After internment, Joy Kogawa longed to return to the Marpole house. In a 1991 article published in the Vancouver Sun, reporter Mia Stainsby describes a scene where Joy is given permission by then owners to enter her former home. Joy expresses her hopes as a child that her parents would one day be able to buy back the house. Joy even wrote letters to the owners but never received a response.

Returning to Marpole

In August 2003, Joy Kogawa drove through the Marpole neighbourhood during a visit to the city from her home in Toronto. When she spotted her family’s old home, there was a For Sale sign in front.[10] Her old hopes were reignited, and along with her friends and colleagues, she spoke to the real estate agent about organizing a public reading in the house.

Out of that event the Kogawa Homestead Committee was created to fundraise and generate awareness across Canada.[11]

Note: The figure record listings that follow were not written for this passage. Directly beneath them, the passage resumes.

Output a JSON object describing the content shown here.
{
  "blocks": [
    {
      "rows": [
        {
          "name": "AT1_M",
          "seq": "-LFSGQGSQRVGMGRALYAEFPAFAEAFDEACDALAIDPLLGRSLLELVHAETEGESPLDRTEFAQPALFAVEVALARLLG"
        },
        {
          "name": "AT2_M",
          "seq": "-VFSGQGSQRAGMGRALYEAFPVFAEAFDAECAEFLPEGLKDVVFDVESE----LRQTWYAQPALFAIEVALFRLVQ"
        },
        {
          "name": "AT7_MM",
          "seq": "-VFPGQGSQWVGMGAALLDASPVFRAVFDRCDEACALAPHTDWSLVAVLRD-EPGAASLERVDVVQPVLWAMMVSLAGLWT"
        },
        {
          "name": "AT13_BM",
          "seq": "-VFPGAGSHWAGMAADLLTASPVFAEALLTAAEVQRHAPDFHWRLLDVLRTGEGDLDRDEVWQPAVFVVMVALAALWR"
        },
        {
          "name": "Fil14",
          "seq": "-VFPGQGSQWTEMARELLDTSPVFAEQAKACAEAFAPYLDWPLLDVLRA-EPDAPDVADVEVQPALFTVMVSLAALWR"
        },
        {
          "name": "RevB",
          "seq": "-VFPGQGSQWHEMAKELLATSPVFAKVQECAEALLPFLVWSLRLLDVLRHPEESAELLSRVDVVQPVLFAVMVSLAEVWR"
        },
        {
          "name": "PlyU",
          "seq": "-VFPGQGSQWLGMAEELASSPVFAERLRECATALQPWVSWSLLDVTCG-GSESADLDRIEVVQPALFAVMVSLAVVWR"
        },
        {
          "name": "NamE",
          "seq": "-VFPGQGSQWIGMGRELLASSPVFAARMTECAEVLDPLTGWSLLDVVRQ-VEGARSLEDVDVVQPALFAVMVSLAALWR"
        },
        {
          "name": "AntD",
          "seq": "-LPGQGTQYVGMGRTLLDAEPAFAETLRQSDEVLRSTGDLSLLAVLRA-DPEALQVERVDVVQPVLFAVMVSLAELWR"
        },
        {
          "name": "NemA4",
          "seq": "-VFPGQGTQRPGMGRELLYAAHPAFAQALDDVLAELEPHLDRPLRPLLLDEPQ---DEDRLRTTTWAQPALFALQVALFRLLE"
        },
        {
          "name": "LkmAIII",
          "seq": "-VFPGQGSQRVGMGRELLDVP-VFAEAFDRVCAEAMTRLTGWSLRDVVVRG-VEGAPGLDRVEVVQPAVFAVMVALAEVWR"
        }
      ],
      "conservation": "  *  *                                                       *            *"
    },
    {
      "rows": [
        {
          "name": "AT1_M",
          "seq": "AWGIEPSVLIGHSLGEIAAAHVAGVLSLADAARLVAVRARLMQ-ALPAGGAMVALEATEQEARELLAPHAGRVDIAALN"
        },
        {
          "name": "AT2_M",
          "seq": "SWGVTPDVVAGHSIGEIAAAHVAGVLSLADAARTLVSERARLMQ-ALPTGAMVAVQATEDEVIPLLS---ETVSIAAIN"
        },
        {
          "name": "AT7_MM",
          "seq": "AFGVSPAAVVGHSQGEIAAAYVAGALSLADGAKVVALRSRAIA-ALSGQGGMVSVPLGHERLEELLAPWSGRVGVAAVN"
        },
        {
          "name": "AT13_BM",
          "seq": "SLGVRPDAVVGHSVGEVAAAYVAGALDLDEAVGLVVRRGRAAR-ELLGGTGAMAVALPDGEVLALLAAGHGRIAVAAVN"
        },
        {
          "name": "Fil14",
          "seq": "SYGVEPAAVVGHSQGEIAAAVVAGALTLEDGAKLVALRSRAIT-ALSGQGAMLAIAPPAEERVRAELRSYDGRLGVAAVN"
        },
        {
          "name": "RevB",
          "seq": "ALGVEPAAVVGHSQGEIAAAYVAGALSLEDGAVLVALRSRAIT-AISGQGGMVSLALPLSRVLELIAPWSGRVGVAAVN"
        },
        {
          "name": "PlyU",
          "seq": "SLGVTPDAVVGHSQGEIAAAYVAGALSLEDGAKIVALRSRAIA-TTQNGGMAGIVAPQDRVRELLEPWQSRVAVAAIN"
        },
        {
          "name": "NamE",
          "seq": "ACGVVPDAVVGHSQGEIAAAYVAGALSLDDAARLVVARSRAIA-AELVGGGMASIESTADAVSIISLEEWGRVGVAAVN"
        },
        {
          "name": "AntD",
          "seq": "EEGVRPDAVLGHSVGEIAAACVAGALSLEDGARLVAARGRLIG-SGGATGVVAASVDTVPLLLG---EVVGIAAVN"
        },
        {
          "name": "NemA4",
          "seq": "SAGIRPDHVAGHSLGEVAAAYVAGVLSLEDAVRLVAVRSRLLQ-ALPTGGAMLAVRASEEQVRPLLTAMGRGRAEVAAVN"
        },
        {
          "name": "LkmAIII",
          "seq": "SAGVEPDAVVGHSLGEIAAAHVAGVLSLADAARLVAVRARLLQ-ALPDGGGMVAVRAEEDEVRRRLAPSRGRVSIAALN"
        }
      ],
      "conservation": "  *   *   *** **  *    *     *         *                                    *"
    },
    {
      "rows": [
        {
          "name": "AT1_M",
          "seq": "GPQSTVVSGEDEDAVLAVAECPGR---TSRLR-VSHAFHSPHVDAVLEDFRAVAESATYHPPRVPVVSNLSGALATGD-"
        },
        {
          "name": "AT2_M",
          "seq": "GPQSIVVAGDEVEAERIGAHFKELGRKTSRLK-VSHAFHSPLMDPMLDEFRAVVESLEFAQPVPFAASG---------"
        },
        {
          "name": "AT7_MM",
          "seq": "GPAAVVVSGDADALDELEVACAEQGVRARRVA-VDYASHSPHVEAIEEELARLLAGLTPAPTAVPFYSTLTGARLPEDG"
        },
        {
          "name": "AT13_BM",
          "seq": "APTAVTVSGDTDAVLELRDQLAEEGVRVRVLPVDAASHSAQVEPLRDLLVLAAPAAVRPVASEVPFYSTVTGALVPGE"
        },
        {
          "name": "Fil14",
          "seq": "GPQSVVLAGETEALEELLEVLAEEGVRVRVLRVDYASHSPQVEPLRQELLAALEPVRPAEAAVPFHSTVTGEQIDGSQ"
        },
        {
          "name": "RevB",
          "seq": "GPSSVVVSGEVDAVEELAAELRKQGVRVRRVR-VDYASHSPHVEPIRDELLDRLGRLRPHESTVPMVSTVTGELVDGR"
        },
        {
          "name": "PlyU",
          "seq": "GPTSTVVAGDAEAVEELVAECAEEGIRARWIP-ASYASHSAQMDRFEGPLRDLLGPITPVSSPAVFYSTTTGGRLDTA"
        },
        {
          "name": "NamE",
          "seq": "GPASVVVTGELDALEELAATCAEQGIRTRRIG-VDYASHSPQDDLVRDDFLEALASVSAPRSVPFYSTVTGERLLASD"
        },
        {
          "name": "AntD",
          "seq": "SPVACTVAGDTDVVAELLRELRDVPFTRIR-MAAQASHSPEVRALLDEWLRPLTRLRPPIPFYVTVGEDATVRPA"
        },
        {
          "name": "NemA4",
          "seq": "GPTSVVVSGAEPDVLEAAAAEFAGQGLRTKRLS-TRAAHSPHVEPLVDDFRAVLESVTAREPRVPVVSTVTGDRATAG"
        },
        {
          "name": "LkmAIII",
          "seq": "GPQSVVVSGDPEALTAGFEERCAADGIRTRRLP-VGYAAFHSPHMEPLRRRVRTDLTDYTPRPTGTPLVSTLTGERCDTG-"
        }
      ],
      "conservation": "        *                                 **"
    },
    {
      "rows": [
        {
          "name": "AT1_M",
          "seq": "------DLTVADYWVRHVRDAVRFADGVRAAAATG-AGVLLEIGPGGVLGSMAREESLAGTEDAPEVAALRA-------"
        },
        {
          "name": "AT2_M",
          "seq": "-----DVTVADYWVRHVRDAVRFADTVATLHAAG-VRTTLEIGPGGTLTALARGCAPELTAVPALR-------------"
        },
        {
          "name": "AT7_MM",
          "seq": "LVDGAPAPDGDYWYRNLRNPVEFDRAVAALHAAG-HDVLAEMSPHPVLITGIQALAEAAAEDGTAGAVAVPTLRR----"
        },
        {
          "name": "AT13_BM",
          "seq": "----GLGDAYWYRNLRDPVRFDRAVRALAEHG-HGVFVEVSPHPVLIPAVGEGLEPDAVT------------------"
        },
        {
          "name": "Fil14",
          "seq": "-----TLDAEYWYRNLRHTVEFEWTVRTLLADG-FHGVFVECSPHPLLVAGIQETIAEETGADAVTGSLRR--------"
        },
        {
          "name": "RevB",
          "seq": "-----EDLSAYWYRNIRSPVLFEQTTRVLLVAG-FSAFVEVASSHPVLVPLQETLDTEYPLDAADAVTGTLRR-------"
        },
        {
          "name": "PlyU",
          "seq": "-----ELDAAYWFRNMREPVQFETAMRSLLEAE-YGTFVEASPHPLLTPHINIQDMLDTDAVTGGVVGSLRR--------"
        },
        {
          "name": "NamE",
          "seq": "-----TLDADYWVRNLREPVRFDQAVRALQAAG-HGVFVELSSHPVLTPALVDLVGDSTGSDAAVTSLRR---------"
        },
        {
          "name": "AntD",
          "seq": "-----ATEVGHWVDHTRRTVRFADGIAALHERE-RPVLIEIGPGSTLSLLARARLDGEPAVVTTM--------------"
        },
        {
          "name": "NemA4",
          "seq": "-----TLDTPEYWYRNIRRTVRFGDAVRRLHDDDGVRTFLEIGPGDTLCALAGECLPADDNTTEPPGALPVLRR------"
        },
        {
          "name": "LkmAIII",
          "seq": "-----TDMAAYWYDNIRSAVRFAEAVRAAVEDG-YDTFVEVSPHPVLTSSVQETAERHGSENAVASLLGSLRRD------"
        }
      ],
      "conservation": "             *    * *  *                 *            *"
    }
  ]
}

It was a wonderful home. Opulent. Full of gifts and lots of people around. I had lots and lots of toys and tons of books. We didn’t have books after that, and I missed them badly. Seeing the house reminds me of the sadness and the years when I wanted to go back home so badly.
Joy Kogawa, 1991

Kogawa Homestead Committee

The Kogawa Homestead Committee worked to acquire safeguards and asked the City of Vancouver to declare the home a heritage site.[12] They set up a website (, fundraised and sent press releases to newspapers and magazines across Canada. Unfortunately, the campaign failed to gather the necessary funds, and the house was sold to an individual who hoped to use it as a rental property.[13]

December 2003 Newspaper Clipping

Thinking it had failed, the Committee changed focus to the cherry tree behind the house. They propagated grafts to grow on as saplings for planting around the City, including at City Hall. Joy Kogawa began to write a picture book about the tree, later published as Naomi’s Tree.

The Committee went into hiatus when its wish to have the property designated as a heritage site did not materialize; instead, as it turns out, Heritage staff added a note to the property file to contact the committee if any request for demolition came through.

City Heritage staff also intervened when the owner began to renovate and removed original wood windows from the front façade. Windows were rushed off to storage at Nikkei National Museum and Cultural Centre in Burnaby and the owner agreed to hold off on further renovations for the time being.

The Kogawa Homestead Committee was now willing to wait as they intended to purchase the home later should it ever go on sale.[14]

Obasan’s Home

A December 22, 2003 Maclean’s article titled “That’s Obasan’s Home” highlights the goals of preserving the home and quotes then Kogawa Homestead Committee member Linda Ohama who points out the home’s symbolic importance, “Joy has brought that whole subject of what happened to the Japanese Canadians to the forefront in her literary work. So the house is a symbol – not only for Joy, but I think for our whole community – that our history makes it important enough to be saved for future reference.”[15]

The awareness generated would become crucial when the campaign was reignited in 2005.

The house is a symbol – not only for Joy, but I think for our whole community – that our history makes it important enough to be saved for future reference.
Linda Ohama, Kogawa Homestead Committee

[10] Gregory Dean Gibson, “Moving Forward: The ‘Save the Kogawa House’ Campaign and Reconciliatory Politics in Canada,” Electronic Theses and Dissertations University of British Columbia, 30.

[11] Gibson, “Moving Forward,” 30.

[12] Gibson, “Moving Forward,” 31.

[13] Gibson, “Moving Forward,” 31.

[14] Gibson, “Moving Forward,” 32.

[15] Barbara Wickens, “That’s Obasan’s Home,” Macleans, December 22, 2003, 36.